Insum introduces a new method for expressing and optimizing sparse GPU computations using indirect Einsums, resulting in significant speedups and code reduction compared to manual implementations.

Contribution

The paper presents a novel approach with format-conscious indirect Einsums and a compiler that efficiently generates GPU code, improving performance and reducing development effort.

Findings

Achieves 1.14x to 3.81x speedups on sparse GPU applications.

Reduces code complexity by up to 4491x compared to hand-written code.

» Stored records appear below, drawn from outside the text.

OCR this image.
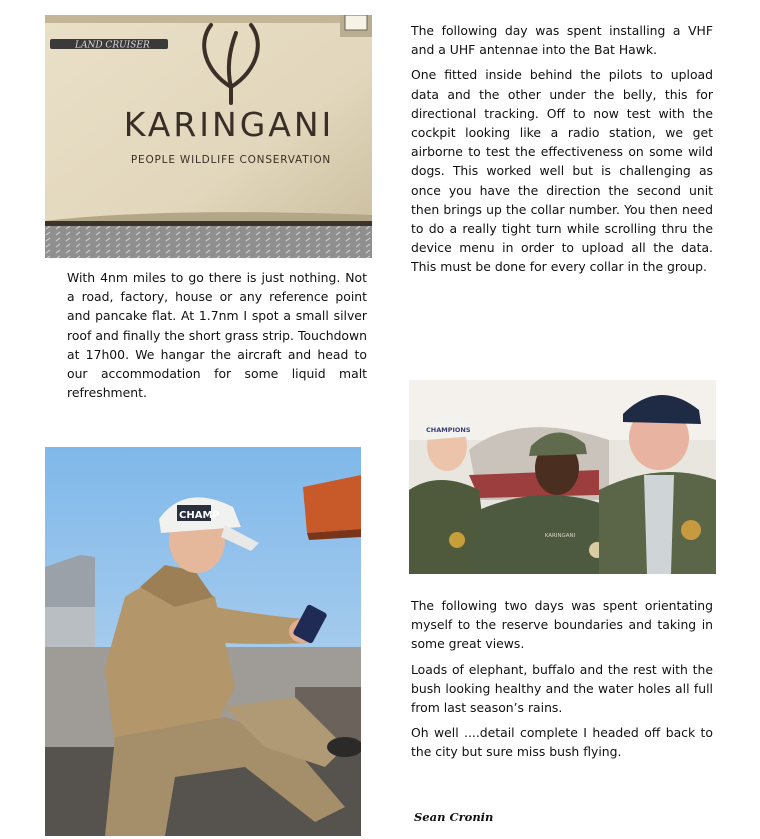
LAND CRUISER
KARINGANI
PEOPLE WILDLIFE CONSERVATION
CHAMP
CHAMPIONS
KARINGANI

With 4nm miles to go there is just nothing. Not a road, factory, house or any reference point and pancake flat. At 1.7nm I spot a small silver roof and finally the short grass strip. Touchdown at 17h00. We hangar the aircraft and head to our accommodation for some liquid malt refreshment.

The following day was spent installing a VHF and a UHF antennae into the Bat Hawk.

One fitted inside behind the pilots to upload data and the other under the belly, this for directional tracking. Off to now test with the cockpit looking like a radio station, we get airborne to test the effectiveness on some wild dogs. This worked well but is challenging as once you have the direction the second unit then brings up the collar number. You then need to do a really tight turn while scrolling thru the device menu in order to upload all the data. This must be done for every collar in the group.

The following two days was spent orientating myself to the reserve boundaries and taking in some great views.

Loads of elephant, buffalo and the rest with the bush looking healthy and the water holes all full from last season’s rains.

Oh well ....detail complete I headed off back to the city but sure miss bush flying.

Sean Cronin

Introduces fixed-length sparse formats GroupCOO and BlockGroupCOO.

Abstract

Programming high-performance sparse GPU kernels is notoriously difficult, requiring both substantial effort and deep expertise. Sparse compilers aim to simplify this process, but existing systems fall short in two key ways. First, they are primarily designed for CPUs and rarely produce high-performance GPU code. Second, when computations involve both sparse and dense regions, these compilers often fail to optimize the dense portions effectively. In this paper, we propose a new approach for expressing sparse computations. We start from format-agnostic Einsums over sparse tensors and rewrite them into format-conscious indirect Einsums, which explicitly encode format information by mapping sparse data and metadata onto dense tensor operations through indirect indexing. To execute indirect Einsums, we introduce the Insum compiler, which generates efficient GPU code for these Einsums by lowering to the PyTorch compiler, extended to better support Tensor Core-enabled indirect Einsums. We also present two fixed-length sparse formats, GroupCOO and BlockGroupCOO, designed to fit naturally with indirect Einsums. Our approach achieves 1.14x to 3.81x speedups across a range of sparse GPU applications while reducing lines of code by 202x to 4491x compared to hand-written implementations.